Blowhard: “Good lord but…
Blowhard: “Good lord but a lot of you seem determined to not take into account one important factor, which is the preferences of the people already living in said country, namely the USA. … But their preference should certainly be taken strongly into account, don’t you think?”
Their preferences concerning what?
Their preferences concerning the use of their own property certainly should be taken into account. In fact, they already are; trespass is against the law and you have every right to throw people off of your property if you do not want them there.
But if you’re trying to give an argument for immigration prohibition, then you aren’t just asking whether people’s anti-immigrant sentiments should hold sway over how they use their own property. You’re also asking whether they have the right to force other people to use their own property only in the way that the 60% see fit. You and your neighbors only have a right to enforce your preferences on your own stuff. While disregarding what many of your neighbors think may or may not be crass (this depends, inter alia, on whether their judgments on the matter are rational or irrational), I can’t see any justice in making it criminal.
aleph0: “I am saying that it should in the very least not artificially inflate the supply of low-skilled labor by neglecting its duty to enforce immigration law.”
Again, open borders are a free market in human movement. Immigration law, when enforced (as it is, even if not so harshly as you’d like) is a government intervention to constrict the labor market. If there is a growth in labor supply as a result of free choices to immigrate, then that’s not an “artificial inflation”. It’s the market at work.
You aren’t happy with how you think the market would work, so you propose government intervention to support low-income citizens on the basis that the State has a special obligation to safeguard their earning potential. That’s state socialism. Specifically, it’s national socialism as opposed to international socialism. Draw your own conclusions about whether this is a position you want to hold.
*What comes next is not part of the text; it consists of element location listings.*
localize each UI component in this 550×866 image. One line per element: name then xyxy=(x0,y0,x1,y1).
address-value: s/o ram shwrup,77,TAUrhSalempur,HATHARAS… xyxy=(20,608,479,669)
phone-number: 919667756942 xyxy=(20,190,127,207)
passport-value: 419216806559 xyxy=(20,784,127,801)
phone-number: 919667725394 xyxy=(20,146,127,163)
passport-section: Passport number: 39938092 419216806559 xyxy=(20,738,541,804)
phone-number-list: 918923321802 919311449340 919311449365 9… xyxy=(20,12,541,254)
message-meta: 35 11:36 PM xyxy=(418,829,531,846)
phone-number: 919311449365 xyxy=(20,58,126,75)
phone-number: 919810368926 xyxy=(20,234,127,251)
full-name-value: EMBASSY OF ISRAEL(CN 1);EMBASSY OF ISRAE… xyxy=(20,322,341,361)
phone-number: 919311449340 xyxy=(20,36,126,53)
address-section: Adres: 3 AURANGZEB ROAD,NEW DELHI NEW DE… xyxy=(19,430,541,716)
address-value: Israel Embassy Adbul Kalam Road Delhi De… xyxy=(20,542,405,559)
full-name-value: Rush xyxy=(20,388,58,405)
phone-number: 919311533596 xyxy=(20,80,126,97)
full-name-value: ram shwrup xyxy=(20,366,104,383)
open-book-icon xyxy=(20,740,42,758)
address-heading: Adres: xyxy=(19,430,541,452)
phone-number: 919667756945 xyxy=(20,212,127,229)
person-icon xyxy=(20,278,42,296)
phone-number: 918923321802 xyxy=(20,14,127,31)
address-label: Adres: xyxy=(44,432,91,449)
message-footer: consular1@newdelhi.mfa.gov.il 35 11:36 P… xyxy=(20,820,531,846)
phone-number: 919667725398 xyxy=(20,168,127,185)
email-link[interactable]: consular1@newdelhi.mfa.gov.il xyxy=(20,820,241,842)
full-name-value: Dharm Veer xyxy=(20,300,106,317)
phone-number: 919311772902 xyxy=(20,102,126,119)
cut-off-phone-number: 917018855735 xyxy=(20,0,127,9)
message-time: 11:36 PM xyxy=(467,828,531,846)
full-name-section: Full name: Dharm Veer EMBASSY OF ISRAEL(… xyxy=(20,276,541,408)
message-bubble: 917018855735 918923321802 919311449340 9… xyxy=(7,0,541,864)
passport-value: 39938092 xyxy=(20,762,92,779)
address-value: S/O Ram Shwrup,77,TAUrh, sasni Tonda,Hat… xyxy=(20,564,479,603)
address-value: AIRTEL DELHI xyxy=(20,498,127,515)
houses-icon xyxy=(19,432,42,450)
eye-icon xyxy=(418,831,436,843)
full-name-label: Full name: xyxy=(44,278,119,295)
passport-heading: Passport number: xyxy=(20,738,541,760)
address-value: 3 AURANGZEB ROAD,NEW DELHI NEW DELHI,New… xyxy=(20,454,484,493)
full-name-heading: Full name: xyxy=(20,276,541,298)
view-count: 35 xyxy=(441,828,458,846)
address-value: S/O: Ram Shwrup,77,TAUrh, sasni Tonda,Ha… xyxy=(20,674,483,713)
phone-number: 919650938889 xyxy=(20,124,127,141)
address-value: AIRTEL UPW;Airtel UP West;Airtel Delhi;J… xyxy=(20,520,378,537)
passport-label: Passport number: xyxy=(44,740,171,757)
aleph0: “If I, as owner of property A, have absolute control over what is to be done with my property, then certainly I have every right to disallow use of my property from whomever I chose? I am within my rights to disallow immigration to kingdom A for whatever reason I choose.”
If “kingdom A” happens to be your own property, then yes, of course you do. That’s just a matter of trespassing law; it has nothing in particular to do with immigration. But that has nothing to do with this:
“If we assume that an accurate top-down approach to the net benefit question is intractable, that the results largely hinge on biases and subjective considerations of benefit vs. cost, then I think that this should become a question settled by vote.”